Matthew Monagle, in trying to understand his shifting reaction towards Paul Thomas Anderson’s work, breaks down just how the filmmaker has changed, for Film School Rejects:
And so began five years of obsessing over Anderson’s previous films – Hard Eight, Boogie Nights, Magnolia – and hyping myself up for the release of his next project. It never stood a chance. Like Gleiberman, I was left cold by the lack of humanity in There Will Be Blood and confused by my reaction. The Anderson I had come to love and the Anderson who emerged with There Will Be Blood seemed to be two different filmmakers, and I spent a lot of time trying to understand why this was the film that garnered Anderson unilateral praise.

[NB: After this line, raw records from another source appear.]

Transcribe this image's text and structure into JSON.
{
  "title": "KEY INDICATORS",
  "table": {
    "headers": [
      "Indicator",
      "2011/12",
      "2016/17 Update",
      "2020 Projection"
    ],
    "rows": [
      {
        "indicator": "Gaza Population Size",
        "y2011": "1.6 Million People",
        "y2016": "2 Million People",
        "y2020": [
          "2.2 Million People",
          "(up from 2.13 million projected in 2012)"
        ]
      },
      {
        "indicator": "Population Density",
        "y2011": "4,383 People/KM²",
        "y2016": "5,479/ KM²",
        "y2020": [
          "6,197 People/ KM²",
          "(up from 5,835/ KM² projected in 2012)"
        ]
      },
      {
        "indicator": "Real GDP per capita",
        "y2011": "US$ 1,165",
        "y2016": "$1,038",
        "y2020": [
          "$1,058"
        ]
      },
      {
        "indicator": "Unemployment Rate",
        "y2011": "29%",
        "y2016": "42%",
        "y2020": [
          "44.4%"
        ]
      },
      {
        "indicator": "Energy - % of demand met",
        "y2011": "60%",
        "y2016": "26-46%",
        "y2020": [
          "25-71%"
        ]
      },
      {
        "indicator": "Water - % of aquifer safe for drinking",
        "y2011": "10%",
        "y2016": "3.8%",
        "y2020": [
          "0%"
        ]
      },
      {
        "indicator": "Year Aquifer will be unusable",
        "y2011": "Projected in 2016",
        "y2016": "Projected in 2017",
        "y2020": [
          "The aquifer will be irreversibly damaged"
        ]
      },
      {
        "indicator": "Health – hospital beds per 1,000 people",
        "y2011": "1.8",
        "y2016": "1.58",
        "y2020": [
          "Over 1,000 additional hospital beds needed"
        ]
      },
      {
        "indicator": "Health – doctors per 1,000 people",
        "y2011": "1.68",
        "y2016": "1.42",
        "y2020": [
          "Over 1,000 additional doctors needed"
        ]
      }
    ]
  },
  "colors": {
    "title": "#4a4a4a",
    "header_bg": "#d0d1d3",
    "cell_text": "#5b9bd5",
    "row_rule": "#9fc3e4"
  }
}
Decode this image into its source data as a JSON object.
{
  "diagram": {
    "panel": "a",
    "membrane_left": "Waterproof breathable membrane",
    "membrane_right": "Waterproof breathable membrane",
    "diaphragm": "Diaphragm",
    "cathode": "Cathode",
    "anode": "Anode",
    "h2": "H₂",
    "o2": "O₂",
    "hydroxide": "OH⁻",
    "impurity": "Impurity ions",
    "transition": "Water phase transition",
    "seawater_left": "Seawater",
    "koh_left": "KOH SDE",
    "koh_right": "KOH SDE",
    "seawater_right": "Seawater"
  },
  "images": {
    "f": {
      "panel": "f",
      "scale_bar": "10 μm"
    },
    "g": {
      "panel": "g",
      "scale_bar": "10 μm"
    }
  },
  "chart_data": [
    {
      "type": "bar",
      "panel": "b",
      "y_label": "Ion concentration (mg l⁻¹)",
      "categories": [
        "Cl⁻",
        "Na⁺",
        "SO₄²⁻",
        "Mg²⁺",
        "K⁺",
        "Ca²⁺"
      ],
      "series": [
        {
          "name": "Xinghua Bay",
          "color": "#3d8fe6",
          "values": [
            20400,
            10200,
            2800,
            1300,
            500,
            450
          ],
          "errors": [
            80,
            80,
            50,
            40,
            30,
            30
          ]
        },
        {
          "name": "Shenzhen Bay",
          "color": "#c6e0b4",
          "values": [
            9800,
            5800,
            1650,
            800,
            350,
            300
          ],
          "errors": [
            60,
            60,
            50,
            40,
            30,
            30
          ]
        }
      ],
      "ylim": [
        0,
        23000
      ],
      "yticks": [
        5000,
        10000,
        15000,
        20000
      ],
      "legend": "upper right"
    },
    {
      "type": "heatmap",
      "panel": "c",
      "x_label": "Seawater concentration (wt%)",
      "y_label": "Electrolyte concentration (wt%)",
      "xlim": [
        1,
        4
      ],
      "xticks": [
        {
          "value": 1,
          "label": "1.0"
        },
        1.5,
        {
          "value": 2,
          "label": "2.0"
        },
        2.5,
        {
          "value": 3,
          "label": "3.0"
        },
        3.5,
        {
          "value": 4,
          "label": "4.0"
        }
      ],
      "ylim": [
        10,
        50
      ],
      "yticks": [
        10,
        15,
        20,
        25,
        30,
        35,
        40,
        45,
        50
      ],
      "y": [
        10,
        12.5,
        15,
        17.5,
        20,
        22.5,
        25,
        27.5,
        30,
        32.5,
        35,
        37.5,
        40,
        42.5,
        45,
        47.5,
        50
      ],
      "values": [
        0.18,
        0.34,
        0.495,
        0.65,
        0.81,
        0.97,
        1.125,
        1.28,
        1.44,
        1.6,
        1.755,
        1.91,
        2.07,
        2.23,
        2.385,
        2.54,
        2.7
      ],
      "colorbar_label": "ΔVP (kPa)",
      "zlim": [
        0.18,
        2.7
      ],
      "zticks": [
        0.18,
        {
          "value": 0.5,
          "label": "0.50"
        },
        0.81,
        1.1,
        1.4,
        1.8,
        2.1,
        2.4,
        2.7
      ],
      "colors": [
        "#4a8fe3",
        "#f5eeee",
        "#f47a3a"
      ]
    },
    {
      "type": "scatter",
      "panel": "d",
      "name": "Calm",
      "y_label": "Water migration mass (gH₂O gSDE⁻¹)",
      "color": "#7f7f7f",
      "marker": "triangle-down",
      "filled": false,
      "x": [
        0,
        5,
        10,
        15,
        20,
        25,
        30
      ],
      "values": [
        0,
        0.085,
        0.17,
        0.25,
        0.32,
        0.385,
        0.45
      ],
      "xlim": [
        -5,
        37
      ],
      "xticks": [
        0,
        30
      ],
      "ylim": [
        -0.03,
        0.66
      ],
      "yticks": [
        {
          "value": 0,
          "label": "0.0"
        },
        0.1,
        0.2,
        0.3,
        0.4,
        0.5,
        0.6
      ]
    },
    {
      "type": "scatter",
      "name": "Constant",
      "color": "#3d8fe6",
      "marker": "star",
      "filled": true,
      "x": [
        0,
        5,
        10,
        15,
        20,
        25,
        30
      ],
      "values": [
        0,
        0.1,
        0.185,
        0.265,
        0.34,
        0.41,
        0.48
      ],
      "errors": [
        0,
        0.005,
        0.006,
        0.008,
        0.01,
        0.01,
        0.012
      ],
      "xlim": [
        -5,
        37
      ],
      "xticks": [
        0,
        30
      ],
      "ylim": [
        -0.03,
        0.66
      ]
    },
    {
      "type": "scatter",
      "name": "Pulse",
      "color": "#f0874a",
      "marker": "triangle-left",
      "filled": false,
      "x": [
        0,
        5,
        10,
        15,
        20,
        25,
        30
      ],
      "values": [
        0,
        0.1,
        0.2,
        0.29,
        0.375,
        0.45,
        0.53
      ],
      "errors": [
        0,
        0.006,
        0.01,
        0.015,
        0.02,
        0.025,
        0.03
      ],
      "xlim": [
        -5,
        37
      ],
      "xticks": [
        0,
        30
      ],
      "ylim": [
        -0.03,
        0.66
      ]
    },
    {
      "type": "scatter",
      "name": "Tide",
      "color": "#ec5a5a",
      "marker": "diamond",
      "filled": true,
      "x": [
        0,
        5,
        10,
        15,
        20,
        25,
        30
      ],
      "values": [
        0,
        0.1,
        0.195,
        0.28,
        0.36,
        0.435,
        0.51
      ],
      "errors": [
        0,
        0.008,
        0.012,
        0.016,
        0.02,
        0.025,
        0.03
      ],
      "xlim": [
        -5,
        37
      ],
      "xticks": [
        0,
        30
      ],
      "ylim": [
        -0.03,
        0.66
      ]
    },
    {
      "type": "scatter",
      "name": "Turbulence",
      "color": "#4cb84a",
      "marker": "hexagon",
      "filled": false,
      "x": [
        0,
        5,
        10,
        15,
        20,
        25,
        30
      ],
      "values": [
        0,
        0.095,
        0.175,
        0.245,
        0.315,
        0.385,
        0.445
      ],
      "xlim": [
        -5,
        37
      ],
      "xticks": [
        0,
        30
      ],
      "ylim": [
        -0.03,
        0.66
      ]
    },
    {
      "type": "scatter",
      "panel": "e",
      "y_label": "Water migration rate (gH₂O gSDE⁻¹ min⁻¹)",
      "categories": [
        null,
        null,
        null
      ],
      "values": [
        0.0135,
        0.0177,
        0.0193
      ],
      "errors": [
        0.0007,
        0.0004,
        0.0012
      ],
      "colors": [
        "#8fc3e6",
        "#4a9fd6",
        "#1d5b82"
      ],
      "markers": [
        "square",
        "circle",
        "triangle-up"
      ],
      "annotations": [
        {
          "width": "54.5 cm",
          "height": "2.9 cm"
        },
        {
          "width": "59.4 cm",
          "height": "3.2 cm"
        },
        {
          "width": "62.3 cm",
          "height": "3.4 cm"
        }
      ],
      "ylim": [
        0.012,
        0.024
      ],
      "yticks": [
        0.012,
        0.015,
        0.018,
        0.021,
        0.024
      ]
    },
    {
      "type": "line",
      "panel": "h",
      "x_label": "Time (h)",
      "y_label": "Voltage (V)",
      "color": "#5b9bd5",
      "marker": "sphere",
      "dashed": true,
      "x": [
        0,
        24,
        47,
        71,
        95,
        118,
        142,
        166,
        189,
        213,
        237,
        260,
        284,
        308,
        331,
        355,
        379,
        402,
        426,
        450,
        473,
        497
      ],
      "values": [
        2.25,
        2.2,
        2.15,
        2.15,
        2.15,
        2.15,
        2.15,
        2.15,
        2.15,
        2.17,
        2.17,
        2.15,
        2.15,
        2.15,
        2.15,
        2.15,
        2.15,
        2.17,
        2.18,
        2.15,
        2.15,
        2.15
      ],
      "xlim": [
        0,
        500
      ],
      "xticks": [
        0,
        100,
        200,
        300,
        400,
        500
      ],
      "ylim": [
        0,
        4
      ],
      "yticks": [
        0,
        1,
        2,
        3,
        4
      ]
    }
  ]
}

Greg Miller discusses recent research into how the brains of audience members synchronize during movies, for Wired:
Picture a movie theater, packed for the opening night of a blockbuster film. Hundreds of strangers sit next to each other, transfixed. They tend to blink at the same time. Even their brain activity is, to a remarkable degree, synchronized.
It’s a slightly creepy thought. It’s also a testament to the captivating power of cinema, says Uri Hasson, a psychologist at Princeton University.
Zoe Chevat delves into the issue of not giving female heroines a sense of humor, for Bitch Media:
I felt this absence particularly in this summer’s booming blockbuster Guardians of the Galaxy, which features Zoe Saldana as Gamora, a tough-as-nails assassin who responds to her fellow Guardians’ jokes with eye roles and stern requests that they get down to business. But she’s hardly the only one. Humorless “strong female characters” abound, not only in Marvel’s canon, but in dozens of movies and television shows of similar bent.